A curiosity to be sure, OLIVIA NEUTRON-JOHN (aka Anna Nasty) is now two releases along down a singular road that originated in Tempe and now beams out to the world brightly from Washington, DC. This road is colored by the histories of punk, bedroom DIY, free jazz, and various strains of electronic musics. What is the color of such a road? Not sure. I’m paying attention, though, so I think I may figure it out eventually. Nasty refers to the music as “post-bro,” which is pretty amazing and, once you get listening, fairly apt in its ambiguous way.

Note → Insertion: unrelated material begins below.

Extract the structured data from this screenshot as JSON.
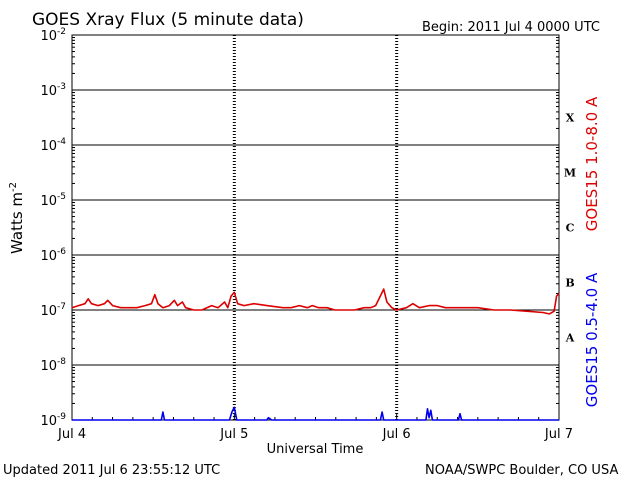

It can safely be said that I’ve never heard much like Nasty’s ON-J. On this latest album the buried impassioned yelping and speak-sing remind me at times of Kassie from G-TOSS,  Pony P from LES GEORGES LENINGRAD, and, even for a fleeting second, that Zack de la Rocha guy. The vocal delivery is slathered across two side-long suites that are strung together via continuous electronic beat, at times shifting (slightly mostly) but at others fully morphing into a completely new loop. The electronic beats are the daughters of cheapo keyboards, as are the synthesizer sounds that accompany the beats, together laying a bubbling and inviting groundwork for the more challenging vocal delivery and saxophone sections. The sax playing is crucial to the ON-J sound. It’s wild at times but is more often than not the carrier of the melody throughout Injury Train and I’m Never Getting Off It b​/​w Vulnerability.

“Vulnerability” is just short of 15 minutes long, and while it is presented as one continuous track, you can definitely feel where the baby songs exist within the longer mother song. This is my favorite side of this release, as it jumps immediately into its intoxicating rhythm, buoying a Nasty breathless vocal delivery and conjuring 8-bit dreamworld memories, syncopated pixels flashing across my mind’s eye. I feel nostalgic and uneasy all at once. Perhaps ON-J’s greatest achievement is this: forcing the listener to feel warring emotions simultaneously, a rarefied feat, a new kind of punk, a new kind of underground music, or at least a new application of the related mindset to a new recipe of sound for the underground. There’s not a lot I want to hear more than the next OLIVIA NEUTRON-JOHN record.

Anna Nasty performs in CHAIN AND THE GANG as well and will also grace our city with their presence and sounds on 6/8 @ the Whitehaus @ a show that our dear friends @ B.O.W. Shows are throwing!!